Now China grows metropolises fully equiped with all the modern means. Extraterrestrial-like skylines soar above the growth fumes.
I had not seen any of it yet. I couldn’t ignore that the ethnicity of most of the people around me had changed and did not belong to my own in-group. But I had not met China yet. I was still in motion. Airport or metro, they’re non-places. Designed for transcience. They want and desire you to move through them. It is no place where we are meant to linger. Think of the movie “The Terminal”, where one such unit cannot leave the airport. A most strange occurence and therefore a source of comedy. I had seen a few elements that differ from home. The way in which all of the former is advertised, mostly. Like how the grips in the train have been turned into ads. Or that digital projection.

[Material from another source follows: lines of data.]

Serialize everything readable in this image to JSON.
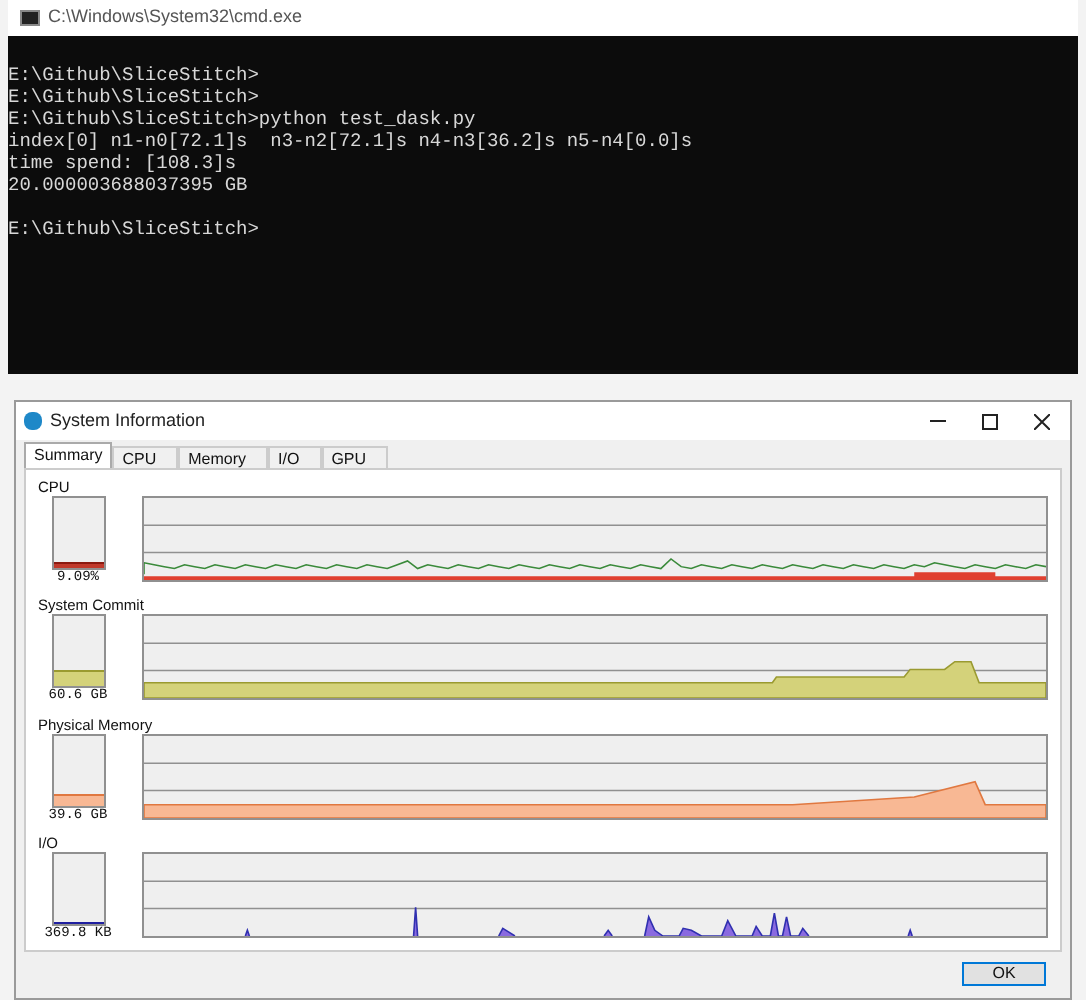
{
  "console": {
    "title": "C:\\Windows\\System32\\cmd.exe",
    "blocks": [
      [
        "E:\\Github\\SliceStitch>",
        "E:\\Github\\SliceStitch>",
        "E:\\Github\\SliceStitch>python test_dask.py",
        "index[0] n1-n0[72.1]s  n3-n2[72.1]s n4-n3[36.2]s n5-n4[0.0]s",
        "time spend: [108.3]s",
        "20.000003688037395 GB"
      ],
      [
        "E:\\Github\\SliceStitch>"
      ]
    ]
  },
  "sysinfo": {
    "title": "System Information",
    "tabs": [
      {
        "label": "Summary",
        "selected": true
      },
      {
        "label": "CPU",
        "selected": false
      },
      {
        "label": "Memory",
        "selected": false
      },
      {
        "label": "I/O",
        "selected": false
      },
      {
        "label": "GPU",
        "selected": false
      }
    ],
    "sections": [
      {
        "kind": "cpu",
        "label": "CPU",
        "reading": "9.09%",
        "level": 0.09
      },
      {
        "kind": "commit",
        "label": "System Commit",
        "reading": "60.6 GB",
        "level": 0.25
      },
      {
        "kind": "memory",
        "label": "Physical Memory",
        "reading": "39.6 GB",
        "level": 0.15
      },
      {
        "kind": "io",
        "label": "I/O",
        "reading": "369.8 KB",
        "level": 0.02
      }
    ],
    "ok_button": "OK"
  }
}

The marketing now mostly happens through simplified Chinese instead of English… or my own native tongue, Dutch ( paired with French, as Belgium’s own complex coexistence of peoples demands ). It also happens through an appealing to sentiments which are unfamiliar to me. Some models I see returning again and again, as the avatars of ideals that are unique to this place. A few Caucasian faces seep in, but they’re quickly overcrowded by the autochtonous.
I was getting closer to my resting place for the night. My jetlag was killing me and the humidity and the heat was unprecedented for me. Never had I felt a temperature like this hit me in such a way. And the people themselves seemed rather familiar with it.
I walked my way up from the underground and emerged like a scarab to see a new light, a new world.